Sandipan Bandyopadhyay

This paper presents the computation of singularity-free regions in the position and orientation workspaces of Stewart platform manipulators (SPMs). Notwithstanding several previous publications in this regard, certain issues persist, such as the unavailability of analytical solutions and the consequent lack of accurate estimates of the numbers of solutions in various cases; the improper use of an incompatible metric while finding such regions inside SO(3) or SE(3). In this paper, the singularity-free regions have been envisaged as spheres in either R3 or SO(3). An analytical formulation for identifying such singularity-free spheres (SFSs) is presented. Several algebraic methods are explored to solve the resulting set of polynomial equations, leading to valuable insights into the numbers of (finite, complex) solutions to this problem, in both the position and the orientation workspaces. A physically meaningful and mathematically sound metric is used while computing the SFS in the orientation workspace. The formulation and computational algorithms have been demonstrated by identifying the SFSs (in R3 as well as SO(3)) for multiple architectures of the SPM through implementations in the C language.

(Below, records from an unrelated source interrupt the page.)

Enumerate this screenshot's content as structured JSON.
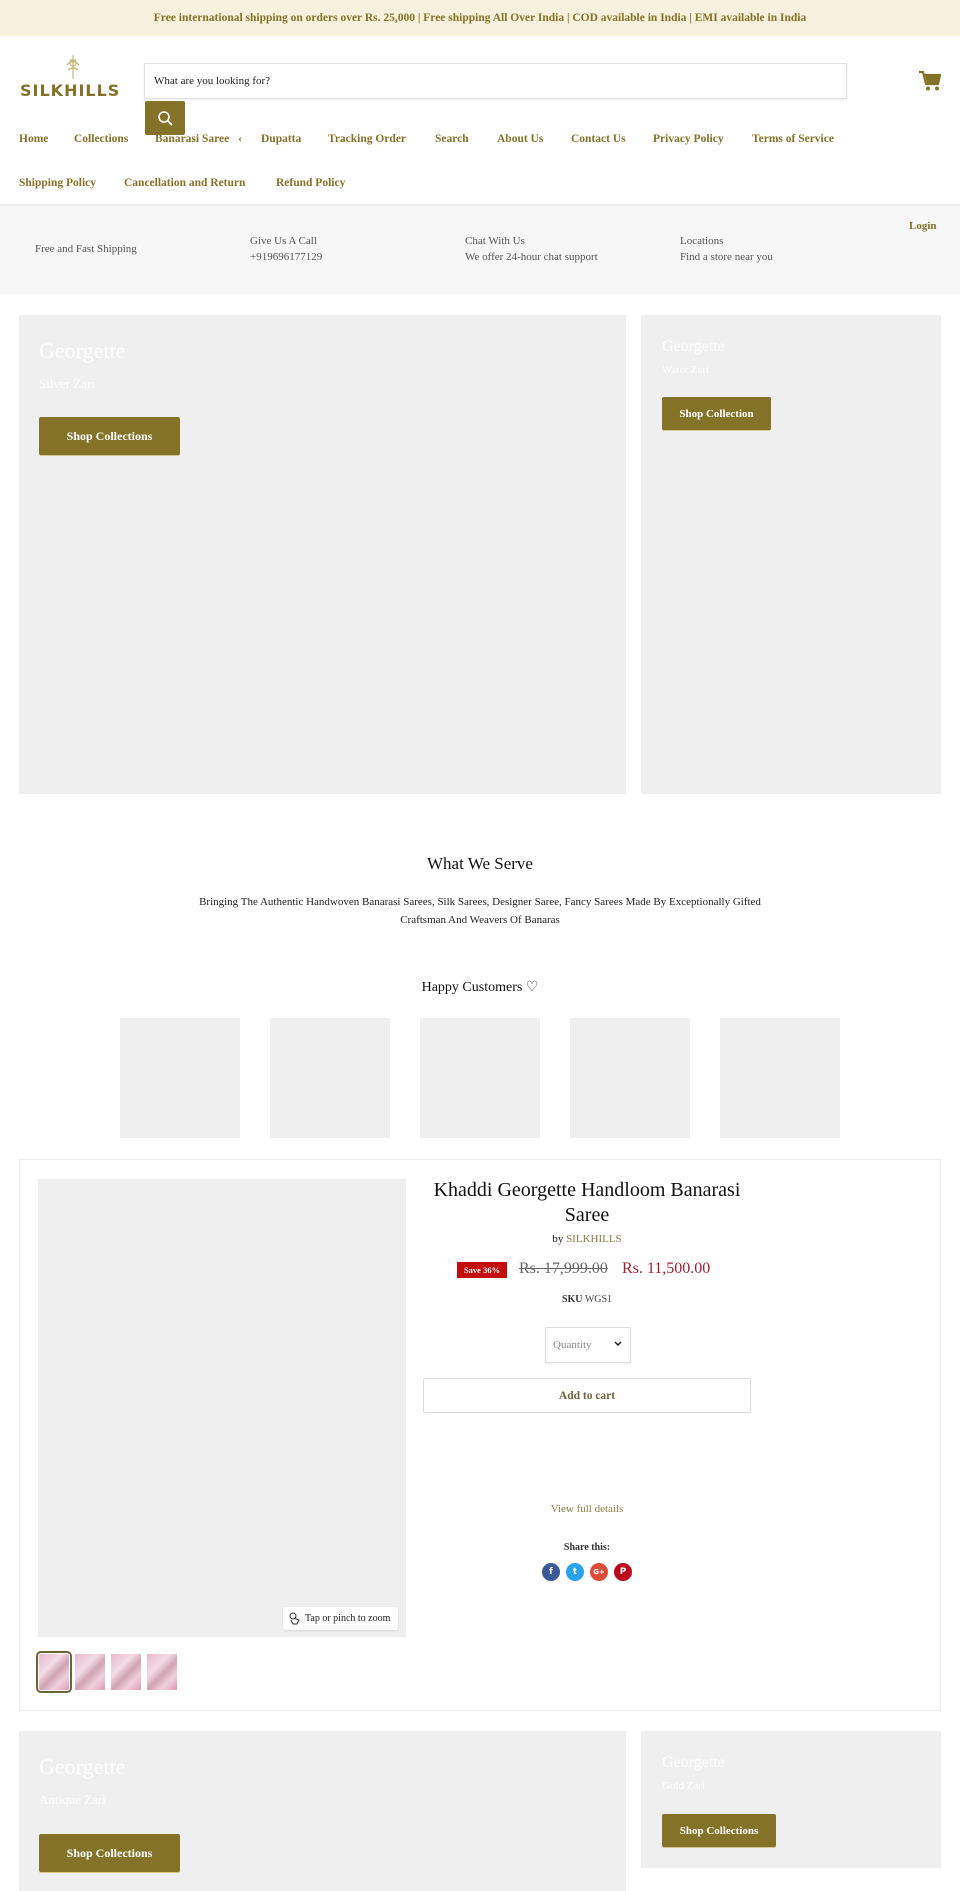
{
  "announcement": "Free international shipping on orders over Rs. 25,000 | Free shipping All Over India | COD available in India | EMI available in India",
  "brand": {
    "name": "SILKHILLS",
    "color": "#857229"
  },
  "search": {
    "placeholder": "What are you looking for?",
    "value": ""
  },
  "nav": {
    "items": [
      {
        "label": "Home"
      },
      {
        "label": "Collections"
      },
      {
        "label": "Banarasi Saree",
        "has_submenu": true,
        "submenu_glyph": "‹"
      },
      {
        "label": "Dupatta"
      },
      {
        "label": "Tracking Order"
      },
      {
        "label": "Search"
      },
      {
        "label": "About Us"
      },
      {
        "label": "Contact Us"
      },
      {
        "label": "Privacy Policy"
      },
      {
        "label": "Terms of Service"
      },
      {
        "label": "Shipping Policy"
      },
      {
        "label": "Cancellation and Return"
      },
      {
        "label": "Refund Policy"
      }
    ]
  },
  "infobar": {
    "items": [
      {
        "title": "Free and Fast Shipping",
        "subtitle": ""
      },
      {
        "title": "Give Us A Call",
        "subtitle": "+919696177129"
      },
      {
        "title": "Chat With Us",
        "subtitle": "We offer 24-hour chat support"
      },
      {
        "title": "Locations",
        "subtitle": "Find a store near you"
      }
    ],
    "login_label": "Login"
  },
  "promos_top": [
    {
      "title": "Georgette",
      "subtitle": "Silver Zari",
      "button": "Shop Collections"
    },
    {
      "title": "Georgette",
      "subtitle": "Water Zari",
      "button": "Shop Collection"
    }
  ],
  "what_we_serve": {
    "title": "What We Serve",
    "text": "Bringing The Authentic Handwoven Banarasi Sarees, Silk Sarees, Designer Saree, Fancy Sarees Made By Exceptionally Gifted Craftsman And Weavers Of Banaras"
  },
  "happy_customers": {
    "title": "Happy Customers ♡",
    "count": 5
  },
  "product": {
    "title": "Khaddi Georgette Handloom Banarasi Saree",
    "by_label": "by",
    "vendor": "SILKHILLS",
    "save_badge": "Save 36%",
    "compare_price": "Rs. 17,999.00",
    "price": "Rs. 11,500.00",
    "sku_label": "SKU",
    "sku": "WGS1",
    "quantity_placeholder": "Quantity",
    "add_to_cart": "Add to cart",
    "view_details": "View full details",
    "share_label": "Share this:",
    "zoom_hint": "Tap or pinch to zoom",
    "thumbnails": 4,
    "active_thumbnail": 1,
    "share": [
      {
        "network": "facebook",
        "glyph": "f",
        "color": "#3b5998"
      },
      {
        "network": "twitter",
        "glyph": "t",
        "color": "#2aa3ef"
      },
      {
        "network": "google-plus",
        "glyph": "G+",
        "color": "#dd4b39"
      },
      {
        "network": "pinterest",
        "glyph": "P",
        "color": "#bd081c"
      }
    ]
  },
  "promos_bottom": [
    {
      "title": "Georgette",
      "subtitle": "Antique Zari",
      "button": "Shop Collections"
    },
    {
      "title": "Georgette",
      "subtitle": "Gold Zari",
      "button": "Shop Collections"
    }
  ]
}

This paper presents a method to compute the largest possible cylindrical volume within the translational workspace of the semi-regular Stewart platform manipulator (SRSPM), which would be free of gain-type singularities. An analytical approach is used in finding the singularity-free regions rather than discretising the workspace into small singularity-free volumes. Comparison with another convex shape, i.e., the sphere, is performed to demonstrate the relative importance and usefulness of using the cylindrical geometry for finding the singularity-free spaces.

This paper presents a novel geometric solution to the problem of finding singularity-free paths joining two arbitrary points in the constant orientation workspace of a semi-regular Stewart platform manipulator. The formulation builds upon the known closed-form expression for the gain-type singularity surface of the manipulator. Using a rational parametrisation of the surface, it computes the geodesic curve on this surface, connecting the projections of the two given points on this surface. A sequence of spheres is then constructed in such a manner that each sphere is tangential to a previous one as well as the singularity surface, at a point on the said geodesic curve. Thus the geodesic curve acts as a guide, over which the singularity-free sphere is rolled, till it reaches its destination. Multiple methods for computing such sequences of spheres are presented and compared with the help of a numerical example. Finally, a sequence of line segments connecting the centres of the spheres is constructed, which connects the two given points via a provably singularity-free path.

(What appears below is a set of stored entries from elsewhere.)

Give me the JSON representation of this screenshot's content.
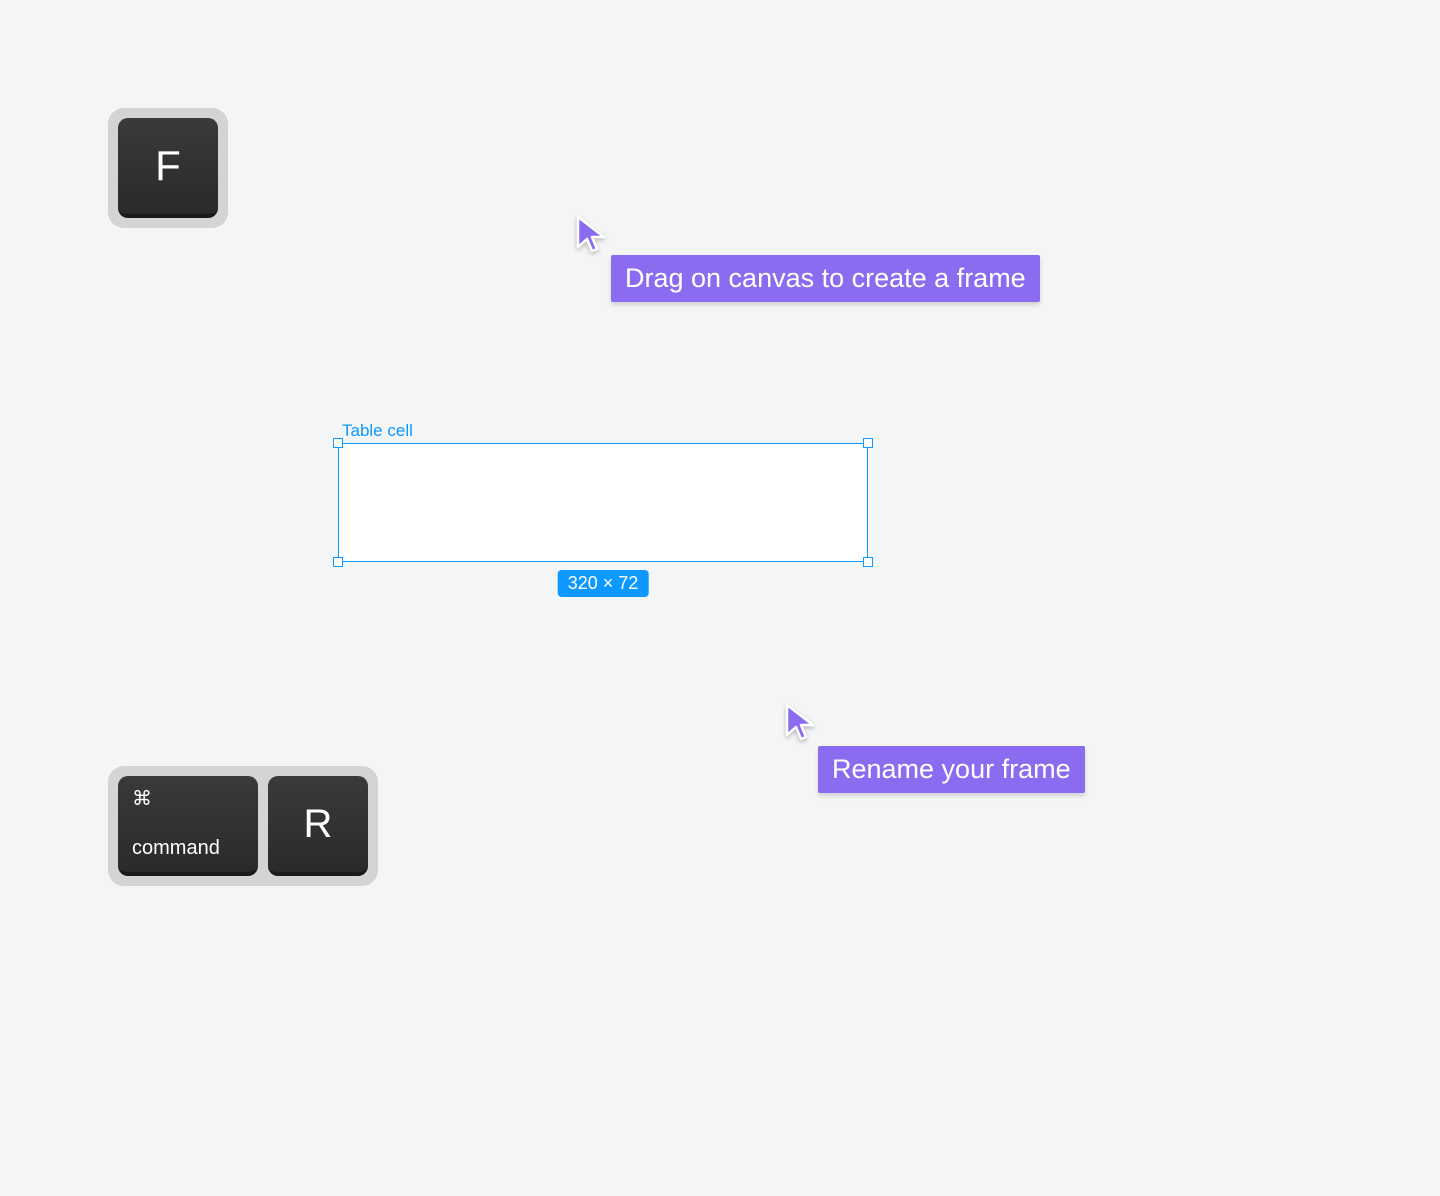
{
  "keys": {
    "f": "F",
    "cmd_symbol": "⌘",
    "cmd_label": "command",
    "r": "R"
  },
  "tooltips": {
    "create_frame": "Drag on canvas to create a frame",
    "rename_frame": "Rename your frame"
  },
  "frame": {
    "label": "Table cell",
    "dimensions": "320 × 72"
  }
}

This paper presents a method to compute the largest sphere inside the position-workspace of a semi-regular Stewart platform manipulator, that is free of gain-type singularities. The sphere is specific to a given orientation of the moving platform, and is centred at a designated point of interest. The computation is performed in two parts; in the first part, a Computer Algebra System (CAS) is used to derive a set of exact symbolic expressions, which are then used further in a purely numerical manner for faster computation. The method thus affords high computation speed, while retaining the exactness and generic nature of the results. The numerical results are validated against those obtained from an established numerical algebraic geometry tool, namely, Bertini, and are illustrated via an example.